Esse último mês de ativismo aumentou a competitividade das primárias longe de Nova Iorque, galvanizando eleitores que de outra forma poderiam não ter participado das disputas, e angariando fundos para candidatos que poderiam não ter desfrutado deles anteriormente. Em uma eleição para o Congresso da Virgínia ontem, Cameron Webb, uma médica negra de 37 anos de idade, derrotou com facilidade seus três principais oponentes, incluindo a principal arrecadação de fundos da corrida – uma veterana de combate apoiada pela EMILY’s List**. As manifestações também injetaram uma enorme sacudida de energia nas primárias do Senado Democrata ontem no Kentucky.

Antes do início dos protestos em maio, Charles Booker, um legislador estadual progressista negro, estava debilitado em comparação com Amy McGrath, a ex-piloto de combate que, como Engel, tem o apoio do establishment democrata. Mas Booker também foi extremamente ativo em protestos locais, exigindo responsabilidade policial pela morte de Breonna Taylor, um jovem de 26 anos que foi fatalmente baleado em uma batida em Louisville, cidade natal de Booker. Apenas no mês de junho, a campanha de Booker arrecadou US$ 3,8 milhões, disse-me um porta-voz, e ontem ele quase alcançou McGrath nas urnas.

A partir desta tarde, McGrath está liderando Booker por cerca de 7 pontos percentuais, mas as cédulas ainda estão sendo contadas e os analistas ainda não encerraram a disputa. Quer ele ganhe ou não, as manifestações sem dúvida mudaram sua sorte, disse-me Al Cross, professor de jornalismo da Universidade do Kentucky e colunista político. “Se alguma vez houve um candidato que pegou a crista de uma onda, foi Charles Booker”.

Após a decepcionante derrota de Sanders nas primárias presidenciais, as vitórias progressistas nesta primavera em Nebraska, Illinois, Novo México e Pensilvânia lhes deram motivos para serem esperançosos. Mas os acontecimentos desta semana são de certa forma ainda mais significativos, como conquistas para o movimento Black Lives Matter em geral e para aqueles que pressionam para eleger mais legisladores que sabem o que é ser negro na América. “Estamos levando os protestos às urnas, através de nossos votos e através de candidatos negros que se candidatam ao cargo”, disse-me Quentin James, o fundador e diretor executivo do PAC Coletivo, um comitê de ação política que recruta candidatos negros progressistas. “Nossa comunidade está mostrando que entendemos que se quisermos mudar as leis, devemos mudar os legisladores”.

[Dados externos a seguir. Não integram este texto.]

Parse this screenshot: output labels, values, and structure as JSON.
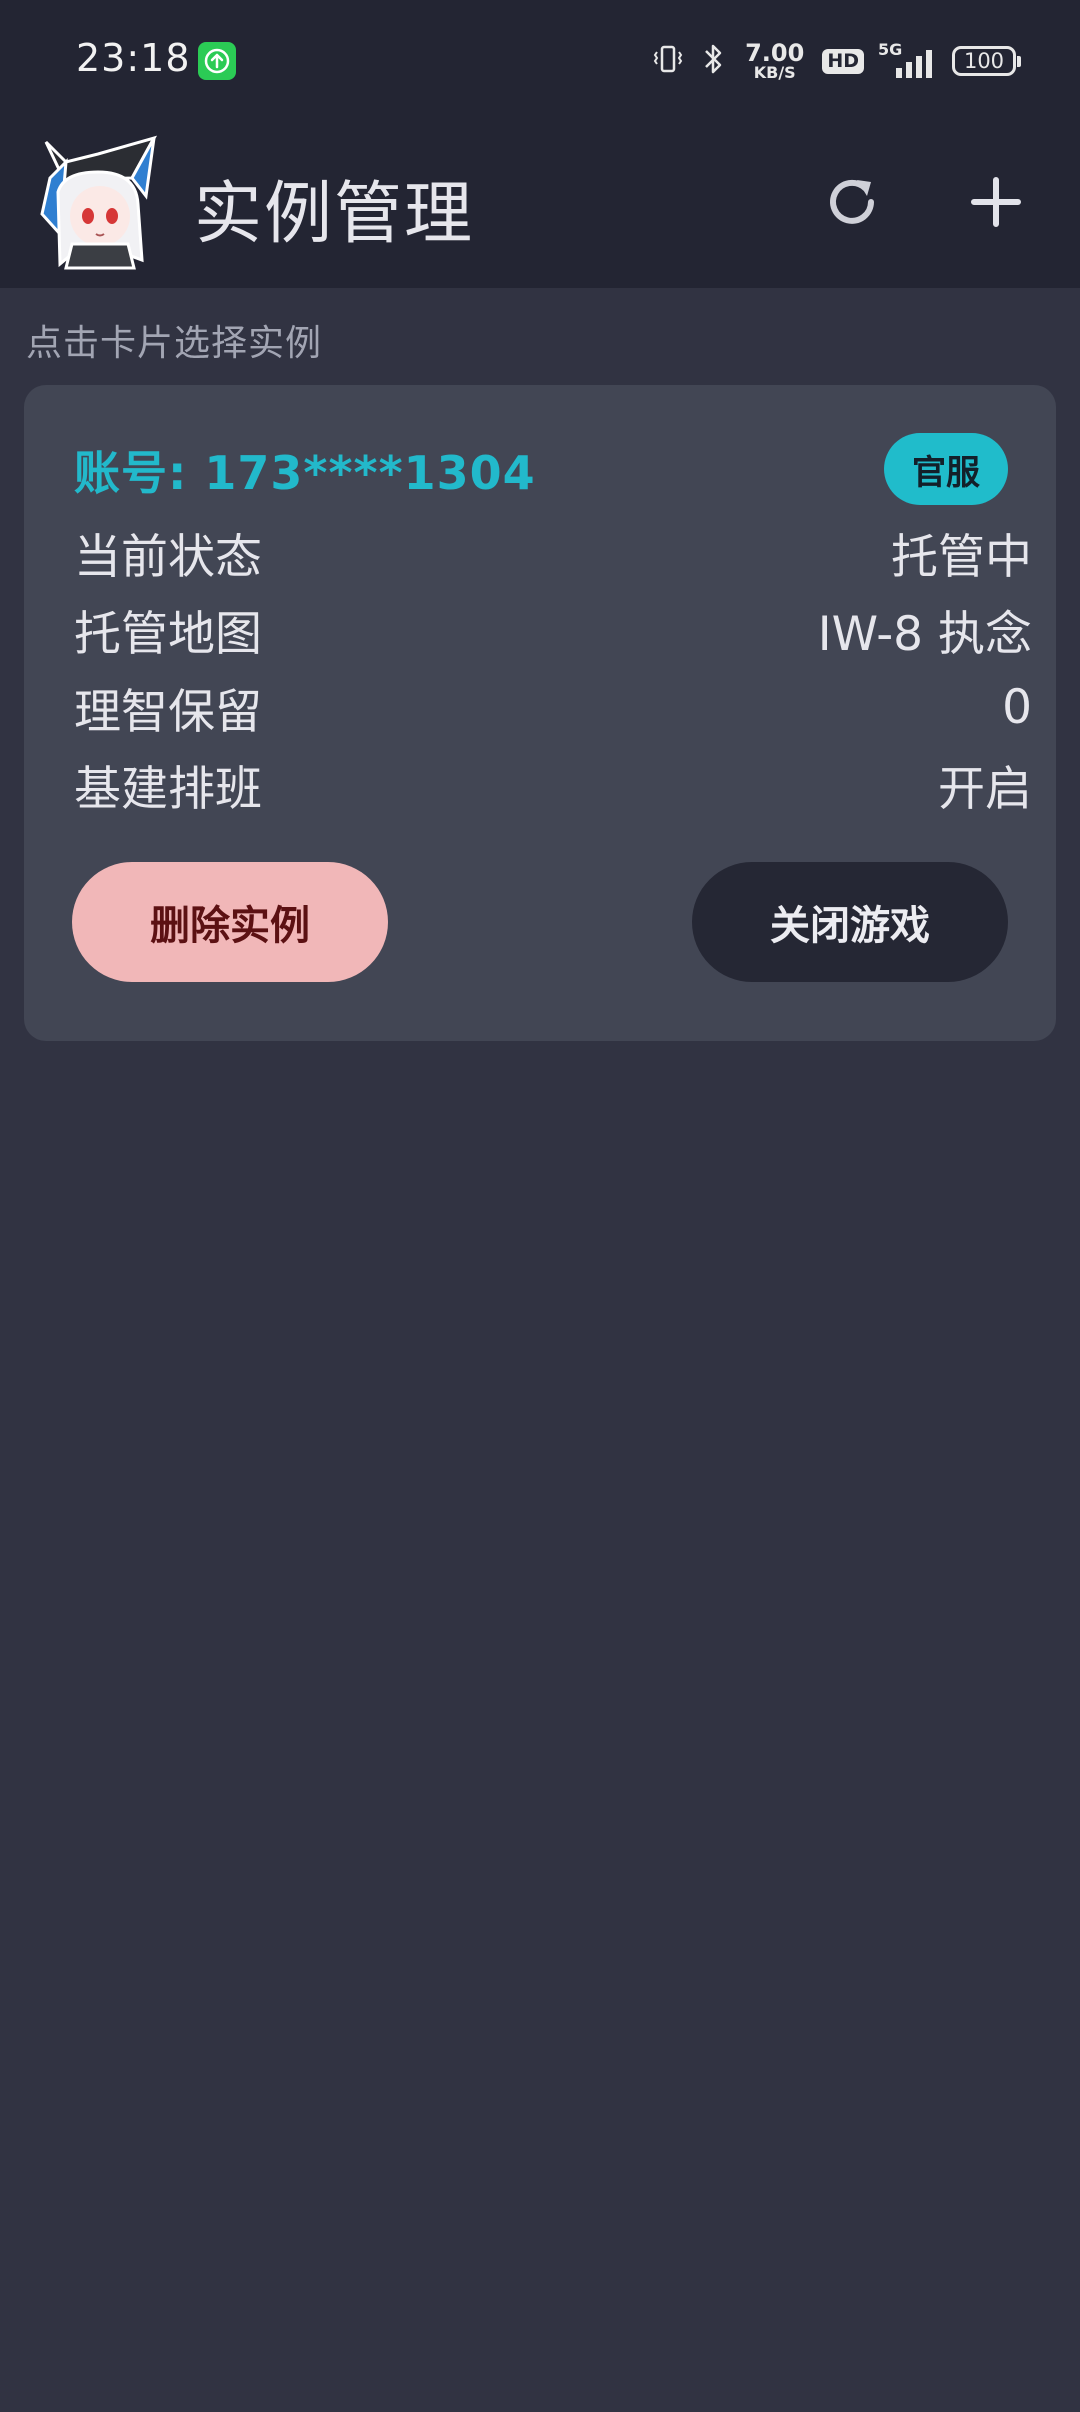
{
  "status_bar": {
    "time": "23:18",
    "network_speed_value": "7.00",
    "network_speed_unit": "KB/S",
    "hd_label": "HD",
    "network_type": "5G",
    "battery": "100"
  },
  "app_bar": {
    "title": "实例管理",
    "actions": [
      "refresh-icon",
      "plus-icon"
    ]
  },
  "main": {
    "hint": "点击卡片选择实例",
    "card": {
      "account": "账号: 173****1304",
      "server_badge": "官服",
      "rows": [
        {
          "label": "当前状态",
          "value": "托管中"
        },
        {
          "label": "托管地图",
          "value": "IW-8 执念"
        },
        {
          "label": "理智保留",
          "value": "0"
        },
        {
          "label": "基建排班",
          "value": "开启"
        }
      ],
      "delete_label": "删除实例",
      "close_label": "关闭游戏"
    }
  },
  "colors": {
    "background": "#313342",
    "app_bar": "#232533",
    "card": "#424654",
    "accent": "#22b9cb",
    "delete_button": "#f1b7b8",
    "close_button": "#252734"
  }
}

“A mudança está aqui, a mudança é possível, e a mudança é real”, disse-me Bowman esta semana. “Quanto mais nos engajarmos em nossa democracia – dos protestos aos votos -, mais provável será que a mudança aconteça”.

Protestos estão em andamento em todo o país, e os ativistas planejam continuar pressionando pela reforma policial – entre outras causas de esquerda – na Convenção Nacional Democrática deste verão. Novembro ainda está a meses de distância. A pandemia ainda está em fúria. Ambos os fatores significam que a próxima tarefa dos progressistas será complicada: tentar trazer a mesma energia nos próximos meses que eles tiveram esta semana – não apenas para manter a atenção dos eleitores sobre eleições particulares, mas para ajudar em sua cruzada mais ampla para empurrar o Partido Democrata para a esquerda.

Via The Atlantic

*Azul é a cor do Partido Democrata nos EUA.

** EMILY’s List é um Comitê de Ação Política (Political Action Committee – PAC) norte-americano criado para apoiar candidatas favoráveis ao direito ao aborto.